The secretary of state was speaking to reporters aboard Air Force One en route with the president to Kuwait from Israel. She was explaining why the administration had abandoned the most fundamental condition of its support for Palestinian statehood - an end to Palestinian terror. Rice's explanation, recounted here by The Washington Times, was as striking for its candor as for its moral blindness:
"The 'road map' for peace, conceived in 2002 by Mr. Bush, had become a hindrance to the peace process, because the first requirement was that the Palestinians stop terrorist attacks. As a result, every time there was a terrorist bombing, the peace process fell apart and went back to square one. Neither side ever began discussing the 'core issues': the freezing of Israeli settlements in the West Bank, the right of Palestinian refugees to return, the outline of Israel's border, and the future of Jerusalem.
"The reason that we haven't really been able to move forward on the peace process for a number of years is that we were stuck in the sequentiality of the road map. So you had to do the first phase of the road map before you moved on to the third phase of the road map, which was the actual negotiations of final status," Rice said. . . . What the US-hosted November peace summit in Annapolis did was "break that tight sequentiality. . . You don't want people to get hung up on settlement activity or the fact that the Palestinians haven't fully been able to deal with the terrorist infrastructure. . ."
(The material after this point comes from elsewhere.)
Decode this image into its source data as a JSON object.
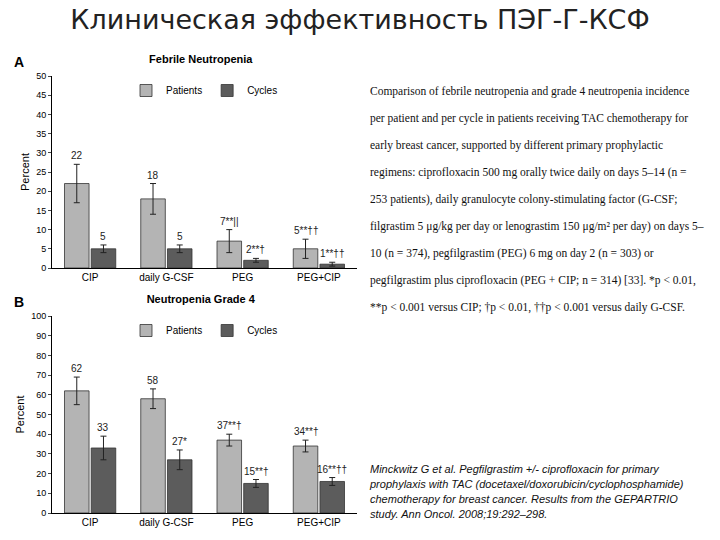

Thus the president who once insisted that a "Palestinian state will never be created by terror" now insists that a Palestinian state be created regardless of terror. Once the Bush administration championed a "road map" whose first and foremost requirement was that the Palestinians "declare an unequivocal end to violence and terrorism" and shut down "all official . . . incitement against Israel." Now the administration says that Palestinian terrorism and incitement are nothing "to get hung up on."
Whatever happened to the moral clarity that informed the president's worldview in the wake of 9/11? Whatever happened to the conviction that was at the core of the Bush Doctrine: that terrorists must be anathematized and defeated, and the fever-swamps that breed them drained and detoxified?
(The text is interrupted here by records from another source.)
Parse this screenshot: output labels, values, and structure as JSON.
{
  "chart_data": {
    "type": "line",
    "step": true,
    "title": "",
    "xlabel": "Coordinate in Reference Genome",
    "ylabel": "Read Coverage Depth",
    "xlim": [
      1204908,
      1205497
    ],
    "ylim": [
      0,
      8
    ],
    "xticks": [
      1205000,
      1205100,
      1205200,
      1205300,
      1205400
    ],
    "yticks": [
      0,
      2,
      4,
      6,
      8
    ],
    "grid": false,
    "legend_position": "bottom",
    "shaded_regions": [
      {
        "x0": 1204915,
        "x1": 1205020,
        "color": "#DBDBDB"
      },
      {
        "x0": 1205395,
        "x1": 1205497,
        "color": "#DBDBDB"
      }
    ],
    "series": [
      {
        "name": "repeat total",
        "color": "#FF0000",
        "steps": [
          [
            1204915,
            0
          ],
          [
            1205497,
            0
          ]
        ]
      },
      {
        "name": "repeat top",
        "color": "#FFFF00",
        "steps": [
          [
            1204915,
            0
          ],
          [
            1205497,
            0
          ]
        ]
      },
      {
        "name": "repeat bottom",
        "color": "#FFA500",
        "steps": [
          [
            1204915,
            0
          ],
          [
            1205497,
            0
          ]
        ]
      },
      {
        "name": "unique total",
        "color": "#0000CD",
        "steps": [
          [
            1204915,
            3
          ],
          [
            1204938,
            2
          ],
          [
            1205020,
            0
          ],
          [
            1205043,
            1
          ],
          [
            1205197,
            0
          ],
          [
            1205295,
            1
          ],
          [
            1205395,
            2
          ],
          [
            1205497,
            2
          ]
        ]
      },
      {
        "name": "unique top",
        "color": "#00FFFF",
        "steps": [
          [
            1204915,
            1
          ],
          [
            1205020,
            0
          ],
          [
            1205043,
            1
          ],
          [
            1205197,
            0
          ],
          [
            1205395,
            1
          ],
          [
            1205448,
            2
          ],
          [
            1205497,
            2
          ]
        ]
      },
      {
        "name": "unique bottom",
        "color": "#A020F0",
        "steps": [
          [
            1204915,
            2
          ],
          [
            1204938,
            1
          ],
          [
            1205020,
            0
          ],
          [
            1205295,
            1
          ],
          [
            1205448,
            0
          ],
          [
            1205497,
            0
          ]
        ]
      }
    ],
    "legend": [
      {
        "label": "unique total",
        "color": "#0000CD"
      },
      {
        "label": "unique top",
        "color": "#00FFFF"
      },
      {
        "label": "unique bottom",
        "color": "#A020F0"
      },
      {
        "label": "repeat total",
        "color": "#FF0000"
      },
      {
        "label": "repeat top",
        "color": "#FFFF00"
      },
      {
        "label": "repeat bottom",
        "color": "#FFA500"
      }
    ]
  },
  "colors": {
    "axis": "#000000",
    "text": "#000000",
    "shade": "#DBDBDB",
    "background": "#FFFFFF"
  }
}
Bush's support for the creation of a Palestinian state was always misguided - rarely has a society shown itself less suited for sovereignty - but at least he made it clear that American support came at a stiff price: "The United States will not support the establishment of a Palestinian state," Bush said in his landmark June 2002 speech on the Israeli-Arab conflict, "until its leaders engage in a sustained fight against the terrorists and dismantle their infrastructure." He reinforced that condition two years later, confirming in a letter to Ariel Sharon that "the Palestinian leadership must act decisively against terror, including sustained, targeted, and effective operations to stop terrorism and dismantle terrorist capabilities and infrastructure."
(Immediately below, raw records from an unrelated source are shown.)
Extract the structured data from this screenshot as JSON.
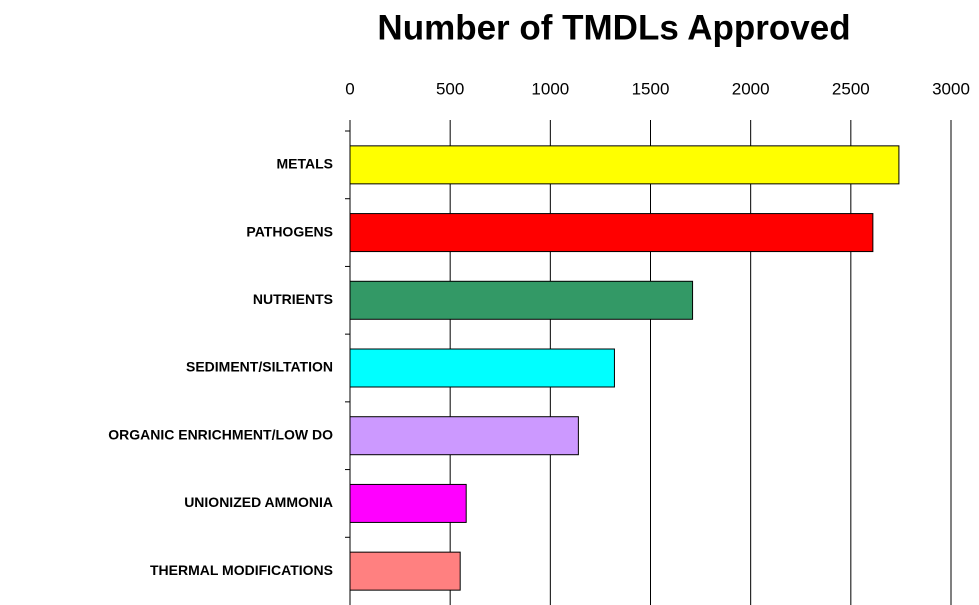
{
  "chart_data": {
    "type": "bar",
    "orientation": "horizontal",
    "title": "Number of TMDLs Approved",
    "categories": [
      "METALS",
      "PATHOGENS",
      "NUTRIENTS",
      "SEDIMENT/SILTATION",
      "ORGANIC ENRICHMENT/LOW DO",
      "UNIONIZED AMMONIA",
      "THERMAL MODIFICATIONS"
    ],
    "values": [
      2740,
      2610,
      1710,
      1320,
      1140,
      580,
      550
    ],
    "colors": [
      "#ffff00",
      "#ff0000",
      "#339966",
      "#00ffff",
      "#cc99ff",
      "#ff00ff",
      "#ff8080"
    ],
    "xlim": [
      0,
      3000
    ],
    "xticks": [
      0,
      500,
      1000,
      1500,
      2000,
      2500,
      3000
    ],
    "grid": true
  }
}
Now that policy has gone by the boards, replaced by one less focused on achieving peace than on maintaining a "peace process." No doubt it is difficult, as Rice says, to "move forward on the peace process" when the Palestinian Authority glorifies suicide bombers and encourages a murderous goal of eliminating the Jewish state. If the Bush Doctrine - "with us or with the terrorists" - were still in force, the peace process would be shelved. The administration would be treating the Palestinians as pariahs, allowing them no assistance of any kind, much less movement toward statehood, so long as their encouragement of terrorism persisted.
But it is the Bush Doctrine that has been shelved. In its hunger for Arab support against Iran - and perhaps in a quest for a historic "legacy" - the administration has dropped "with us or with the terrorists." It is hellbent instead on bestowing statehood upon a regime that stands unequivocally with the terrorists. "Frankly, it's time for the establishment of a Palestinian state," Rice says.
When George W. Bush succeeded Bill Clinton, he was determined not to replicate his predecessor's blunders in the Middle East, a determination that intensified after 9/11. Yet now he too has succumbed to the messianism that leads US presidents to imagine they can resolve the Arab-Israeli conflict. Clinton's legacy in this arena was the second intifada, which drenched the region in blood. To what fresh hell will Bush's diplomacy lead?